My mother wrote to Capt. Wilson a few months ago but sadly he doesn't remember Bill. So that's basically all the information I have for Bill. I have a good friend by the name of Ambrose who telephoned all Johnson's in Formby but came up empty handed. And a good friend by the name of Tommy who has been my e mail buddy since my first search. As he was an Engineer on the Caxton during 1959-60. Here's hoping someone might shed some light on my search. Many Thanks! Ellen


----------



## Scratcher (Sep 27, 2005)

*Caxton*

Hi,
I sailed as EDH on the Caxton for 3 trips on the run you mentioned.This was in the early sixties.The Captain at that time was a young guy,Captain Rollo i think?I had a pic of her but unfortunatly have lost it.If you have one could you please E-mail me a copy.

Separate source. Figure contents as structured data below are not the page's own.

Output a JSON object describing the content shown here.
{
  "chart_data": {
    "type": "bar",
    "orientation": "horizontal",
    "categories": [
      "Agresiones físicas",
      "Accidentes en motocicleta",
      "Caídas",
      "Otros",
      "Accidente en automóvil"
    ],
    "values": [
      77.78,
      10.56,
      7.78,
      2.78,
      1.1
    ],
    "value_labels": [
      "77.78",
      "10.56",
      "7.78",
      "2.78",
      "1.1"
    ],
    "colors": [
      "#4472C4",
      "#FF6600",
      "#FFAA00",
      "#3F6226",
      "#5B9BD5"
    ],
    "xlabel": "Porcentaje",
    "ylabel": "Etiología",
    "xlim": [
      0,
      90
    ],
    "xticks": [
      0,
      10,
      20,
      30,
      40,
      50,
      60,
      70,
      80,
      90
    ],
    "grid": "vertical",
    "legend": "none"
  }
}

It was winter time when i was aboard her, so i signed of to get some sunshine.Joined a the British Gannet and ended up on the norwegian coast!!!!!!!!!!! out of the frying pan into the fire!!!! best laid plans and all that!!!!!!!!!


----------



## I hate picking names (Sep 14, 2005)

Sorry it has taken me so long to reply. I forgot my password and couldn't log on. I do have a picture of the Caxton. It was sent to us last year by Captain Paddy Wilson who lives in Belfast, Ireland. He said it would be one of the last trips she made into Dalhousie. I've talked to only a few crew members who were on the Caxton, but no one seems to remember Billy. I have a picture of him as well. I'm not sure how to attach a picture of the caxton on here. Or I think it would be better to send it directly to you? Just let me know how I can do this for you. Mind you it's not the best picture of her. She looked a bit rusty. Best regards Ellen


----------